In due time, the twins went home. Their parents placed them, once again, in the same bed where they continued to thrive. Even after five years, according to mom and dad, the twins still sleep together and, not surprisingly, still snuggle.

The photograph of Kyrie hugging her little sister, dubbed "the Rescuing Hug," appeared in both Life magazine and Reader's Digest. It brought fame to the pair and spurred a growing interest in co-bedding premature twins, triplets, and quads. The University of Massachusetts Memorial, for example, has co-bedded at least 100 sets of multiple-birth preemies. Observing this practice over a period of five years, the hospital staff there have not found a single case of twin-to-twin infection.

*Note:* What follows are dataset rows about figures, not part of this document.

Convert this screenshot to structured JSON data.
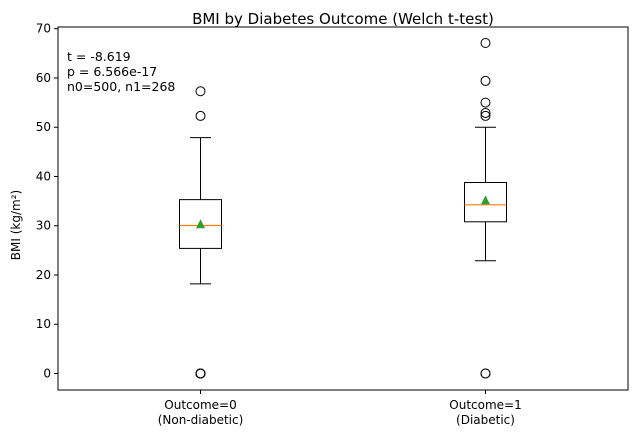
{
  "chart_data": {
    "type": "box",
    "title": "BMI by Diabetes Outcome (Welch t-test)",
    "xlabel": "",
    "ylabel": "BMI (kg/m²)",
    "ylim": [
      -3.35,
      70.35
    ],
    "yticks": [
      0,
      10,
      20,
      30,
      40,
      50,
      60,
      70
    ],
    "grid": false,
    "categories": [
      [
        "Outcome=0",
        "(Non-diabetic)"
      ],
      [
        "Outcome=1",
        "(Diabetic)"
      ]
    ],
    "boxes": [
      {
        "q1": 25.4,
        "median": 30.05,
        "q3": 35.3,
        "whisker_low": 18.2,
        "whisker_high": 47.9,
        "mean": 30.3,
        "outliers": [
          0,
          0,
          0,
          0,
          0,
          52.3,
          57.3
        ]
      },
      {
        "q1": 30.8,
        "median": 34.25,
        "q3": 38.78,
        "whisker_low": 22.9,
        "whisker_high": 50.0,
        "mean": 35.14,
        "outliers": [
          0,
          0,
          52.3,
          52.9,
          55.0,
          59.4,
          67.1
        ]
      }
    ],
    "annotation": [
      "t = -8.619",
      "p = 6.566e-17",
      "n0=500, n1=268"
    ],
    "colors": {
      "median": "#ff7f0e",
      "mean": "#2ca02c",
      "box": "#000000"
    }
  }
}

Someone has said that we need four hugs a day for survival, eight for maintenance, and 12 for growth. This may not be mathematically accurate, but it does illuminate a truth about human beings: "I touch, therefore we are," is infinitely more revealing of human nature than "I think, therefore I am."

Science tells us that hugging is healthy in a variety of ways. It strengthens our immune system, reduces stress, assists sleep, and is an antidote to depression. Researchers at the University of North Carolina at Chapel Hill state that cuddling with your spouse can be good for your blood pressure. Kathleen Keating may not tell us everything we want to know about the mutual benefits of hugging in her book, The Hug Therapy, but she does make it clear that hugging can be wonderfully therapeutic in a variety of ways for people of all ages.

We adults are often blind to the obvious. Sometimes, it takes two premature infants to remind us of what kind of beings we are. Through hugs and handshakes, smiles and squeezes, touches and tickles, kisses and cuddles, we honor and affirm one another. This is not something we need to learn. Brielle and Kyrie knew this long before they were conscious of it. But it is something we may need to re-learn, and surely something we should never forget.

So, as you head out into your world of people, don’t be asking yourself, “Who is going to hug me?” Instead be asking, “Who can I hug today?” Hugs are MUCH better than drugs!